SQL code copied to buffer
Learn how to use SQL Correlated Subqueries to perform complex row-by-row comparisons. This lesson explains the difference between standard and correlated subqueries, the execution flow, and practical examples like finding records that exceed their group average. Master performance-critical SQL techniques using the Sakila database.
RU PT

Lesson 6.3: Correlated Subqueries

In the previous lessons, we used "standalone" subqueries that could be run on their own. In this lesson, we introduce Correlated Subqueries - a more advanced type of subquery that depends on cells or values from the outer query.

What is a Correlated Subquery?

A subquery is correlated when it refers to a column from a table in the outer query. Unlike a regular subquery, a correlated subquery cannot be executed independently of the outer query.

How it works:

  1. The database takes a row from the outer query.
  2. It executes the inner query using values from that specific row.
  3. It uses the result of the inner query to satisfy the WHERE (or SELECT) clause.
  4. It moves to the next row and repeats the process.

Performance Note: Because a correlated subquery is potentially executed once for every row in the outer query, it can be slower than a JOIN or a regular subquery on very large datasets.

1. Correlated Subqueries in WHERE

The most common use is to compare a row's value against a set of data related specifically to that row.

Scenario: Find all films that have a replacement cost higher than the average replacement cost of films in the same rating category (e.g., G, PG, R).

SELECT
    title,
    rating,
    replacement_cost
FROM
    film AS f1
WHERE
    replacement_cost > (
        SELECT AVG(replacement_cost)
        FROM film AS f2
        WHERE f1.rating = f2.rating
    );
  • Correlation: f1.rating = f2.rating links the inner query to the current row of the outer query.
  • Logic: For every film, the database calculates the average cost for its specific rating and checks if that film costs more.

2. Correlated Subqueries in SELECT

You can use correlated subqueries to retrieve descriptive data or aggregates for each row without using a GROUP BY clause.

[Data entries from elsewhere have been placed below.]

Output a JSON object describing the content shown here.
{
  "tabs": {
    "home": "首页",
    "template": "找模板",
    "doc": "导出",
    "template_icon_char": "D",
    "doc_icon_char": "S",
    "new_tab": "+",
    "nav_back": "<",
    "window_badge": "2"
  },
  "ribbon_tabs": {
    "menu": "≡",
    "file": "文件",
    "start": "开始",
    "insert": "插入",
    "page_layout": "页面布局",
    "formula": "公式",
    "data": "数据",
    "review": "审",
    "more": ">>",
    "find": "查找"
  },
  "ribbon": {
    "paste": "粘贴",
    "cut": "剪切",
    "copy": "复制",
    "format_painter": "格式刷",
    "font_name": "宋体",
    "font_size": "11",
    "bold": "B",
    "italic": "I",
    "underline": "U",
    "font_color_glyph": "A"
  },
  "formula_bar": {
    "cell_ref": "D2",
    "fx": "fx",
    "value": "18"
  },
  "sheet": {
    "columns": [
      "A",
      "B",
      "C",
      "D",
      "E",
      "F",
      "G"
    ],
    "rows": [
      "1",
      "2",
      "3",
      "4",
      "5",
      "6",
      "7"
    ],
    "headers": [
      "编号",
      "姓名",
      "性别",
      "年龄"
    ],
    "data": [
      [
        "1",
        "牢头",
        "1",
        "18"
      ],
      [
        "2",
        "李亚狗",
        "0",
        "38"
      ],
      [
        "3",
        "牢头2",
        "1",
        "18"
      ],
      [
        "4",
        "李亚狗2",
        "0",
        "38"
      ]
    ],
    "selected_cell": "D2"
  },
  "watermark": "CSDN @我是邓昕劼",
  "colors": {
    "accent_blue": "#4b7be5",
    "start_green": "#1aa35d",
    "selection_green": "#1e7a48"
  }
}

Scenario: Show the list of categories and the title of the longest film in each category.

SELECT
    c.name AS category_name,
    (
        SELECT f.title
        FROM film f
        JOIN film_category fc ON f.film_id = fc.film_id
        WHERE fc.category_id = c.category_id
        ORDER BY f.length DESC
        LIMIT 1) AS longest_film_title
FROM
    category AS c;

3. Correlated Subqueries with EXISTS

We saw the EXISTS operator in the previous lesson. EXISTS is almost always used with a correlated subquery.

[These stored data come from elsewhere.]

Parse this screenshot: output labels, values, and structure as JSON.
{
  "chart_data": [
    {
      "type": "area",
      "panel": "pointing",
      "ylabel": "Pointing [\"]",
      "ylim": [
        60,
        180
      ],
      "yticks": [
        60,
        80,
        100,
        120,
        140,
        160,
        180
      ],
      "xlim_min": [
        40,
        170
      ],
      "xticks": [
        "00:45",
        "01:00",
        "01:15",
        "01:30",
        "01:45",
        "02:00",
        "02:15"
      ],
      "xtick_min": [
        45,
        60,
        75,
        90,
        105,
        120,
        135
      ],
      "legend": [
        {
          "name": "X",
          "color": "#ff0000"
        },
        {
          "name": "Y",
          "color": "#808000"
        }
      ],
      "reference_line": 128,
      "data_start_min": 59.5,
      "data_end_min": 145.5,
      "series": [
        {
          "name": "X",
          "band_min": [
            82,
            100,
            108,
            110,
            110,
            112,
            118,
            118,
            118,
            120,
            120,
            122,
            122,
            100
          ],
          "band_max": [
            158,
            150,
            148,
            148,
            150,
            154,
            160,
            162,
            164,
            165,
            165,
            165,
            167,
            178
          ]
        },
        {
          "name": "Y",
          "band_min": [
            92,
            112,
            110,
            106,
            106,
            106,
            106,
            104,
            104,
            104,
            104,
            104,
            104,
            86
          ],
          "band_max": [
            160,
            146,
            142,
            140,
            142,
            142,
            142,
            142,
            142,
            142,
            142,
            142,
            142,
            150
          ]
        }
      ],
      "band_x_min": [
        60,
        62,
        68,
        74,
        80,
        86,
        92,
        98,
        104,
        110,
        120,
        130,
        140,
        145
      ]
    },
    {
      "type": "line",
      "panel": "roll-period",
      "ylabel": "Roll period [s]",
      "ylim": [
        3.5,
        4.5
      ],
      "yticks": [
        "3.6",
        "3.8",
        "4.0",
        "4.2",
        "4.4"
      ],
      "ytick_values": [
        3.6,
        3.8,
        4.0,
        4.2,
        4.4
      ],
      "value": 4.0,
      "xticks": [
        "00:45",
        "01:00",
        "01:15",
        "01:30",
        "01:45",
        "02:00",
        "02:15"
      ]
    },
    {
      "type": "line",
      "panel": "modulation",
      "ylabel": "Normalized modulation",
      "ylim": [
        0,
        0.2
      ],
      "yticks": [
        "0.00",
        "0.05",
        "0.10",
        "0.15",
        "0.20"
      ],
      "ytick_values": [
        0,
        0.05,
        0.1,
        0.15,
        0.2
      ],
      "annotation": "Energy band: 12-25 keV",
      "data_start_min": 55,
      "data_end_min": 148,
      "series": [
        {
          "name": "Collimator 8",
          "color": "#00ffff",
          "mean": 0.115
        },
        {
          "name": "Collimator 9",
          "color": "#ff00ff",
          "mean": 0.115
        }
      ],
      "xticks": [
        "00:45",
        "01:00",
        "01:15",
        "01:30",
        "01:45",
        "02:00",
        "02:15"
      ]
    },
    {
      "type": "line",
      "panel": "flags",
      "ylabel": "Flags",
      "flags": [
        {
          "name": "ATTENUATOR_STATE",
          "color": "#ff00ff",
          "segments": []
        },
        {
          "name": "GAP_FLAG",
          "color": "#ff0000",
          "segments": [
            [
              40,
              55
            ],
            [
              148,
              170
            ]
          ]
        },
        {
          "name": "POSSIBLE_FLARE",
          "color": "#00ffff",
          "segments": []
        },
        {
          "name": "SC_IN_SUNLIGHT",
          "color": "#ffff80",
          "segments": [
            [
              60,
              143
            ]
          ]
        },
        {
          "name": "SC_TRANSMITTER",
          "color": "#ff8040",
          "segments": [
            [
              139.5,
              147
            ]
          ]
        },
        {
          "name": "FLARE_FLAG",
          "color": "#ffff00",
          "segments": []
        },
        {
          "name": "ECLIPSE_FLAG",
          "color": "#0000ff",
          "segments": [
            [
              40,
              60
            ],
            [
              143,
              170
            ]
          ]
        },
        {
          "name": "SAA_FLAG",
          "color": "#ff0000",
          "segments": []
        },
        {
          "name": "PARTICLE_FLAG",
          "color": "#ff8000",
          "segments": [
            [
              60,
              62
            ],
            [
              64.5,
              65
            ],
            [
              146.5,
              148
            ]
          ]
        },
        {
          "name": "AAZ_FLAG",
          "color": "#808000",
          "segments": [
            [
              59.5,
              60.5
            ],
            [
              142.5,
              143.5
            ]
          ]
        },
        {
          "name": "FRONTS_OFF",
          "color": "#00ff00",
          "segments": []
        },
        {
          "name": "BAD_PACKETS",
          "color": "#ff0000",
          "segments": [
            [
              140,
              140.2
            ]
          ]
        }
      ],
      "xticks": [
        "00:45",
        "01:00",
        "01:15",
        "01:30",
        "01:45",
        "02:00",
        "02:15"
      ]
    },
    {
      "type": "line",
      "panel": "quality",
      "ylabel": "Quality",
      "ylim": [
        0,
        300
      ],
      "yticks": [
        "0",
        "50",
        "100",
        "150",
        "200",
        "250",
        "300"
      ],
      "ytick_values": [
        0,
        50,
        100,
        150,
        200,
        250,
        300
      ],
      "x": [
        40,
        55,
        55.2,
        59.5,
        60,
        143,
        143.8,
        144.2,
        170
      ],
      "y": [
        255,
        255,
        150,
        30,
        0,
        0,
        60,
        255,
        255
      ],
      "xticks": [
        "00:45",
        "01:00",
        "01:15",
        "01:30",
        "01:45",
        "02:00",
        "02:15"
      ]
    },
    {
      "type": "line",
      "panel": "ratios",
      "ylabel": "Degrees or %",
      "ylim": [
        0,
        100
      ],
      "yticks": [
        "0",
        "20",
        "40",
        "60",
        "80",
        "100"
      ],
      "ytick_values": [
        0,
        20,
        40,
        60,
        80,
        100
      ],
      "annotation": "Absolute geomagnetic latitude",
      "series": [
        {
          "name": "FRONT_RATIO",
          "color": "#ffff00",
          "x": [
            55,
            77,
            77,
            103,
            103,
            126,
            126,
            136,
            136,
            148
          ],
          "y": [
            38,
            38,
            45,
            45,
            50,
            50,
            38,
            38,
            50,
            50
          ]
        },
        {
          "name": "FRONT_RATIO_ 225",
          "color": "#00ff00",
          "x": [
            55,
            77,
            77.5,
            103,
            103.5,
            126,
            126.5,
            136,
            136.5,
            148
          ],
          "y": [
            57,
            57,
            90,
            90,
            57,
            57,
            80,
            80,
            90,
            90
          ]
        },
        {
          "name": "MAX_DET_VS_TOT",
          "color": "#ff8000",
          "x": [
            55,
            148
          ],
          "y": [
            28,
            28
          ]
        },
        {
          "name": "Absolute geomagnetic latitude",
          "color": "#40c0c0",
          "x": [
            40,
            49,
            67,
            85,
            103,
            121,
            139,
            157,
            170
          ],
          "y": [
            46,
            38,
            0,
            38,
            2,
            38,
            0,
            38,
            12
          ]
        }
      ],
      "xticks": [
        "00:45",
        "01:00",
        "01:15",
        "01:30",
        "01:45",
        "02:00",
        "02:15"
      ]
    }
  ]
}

Scenario: Find customers who have rented at least one film at a specific store (Store 1).

SELECT
    first_name,
    last_name
FROM
    customer AS c
WHERE
    EXISTS (
        SELECT 1
        FROM rental AS r
        INNER JOIN inventory AS i ON r.inventory_id = i.inventory_id
        WHERE r.customer_id = c.customer_id
        AND i.store_id = 1
    );

Key Takeaways from This Lesson

  • A Correlated Subquery depends on the outer query for its values.
  • It is executed row-by-row (once for each candidate row).
  • Aliases are essential to distinguish between the outer and inner table instances.
  • They are powerful for group-relative comparisons (comparing a row to its own group).
  • Be mindful of performance when using them on millions of records.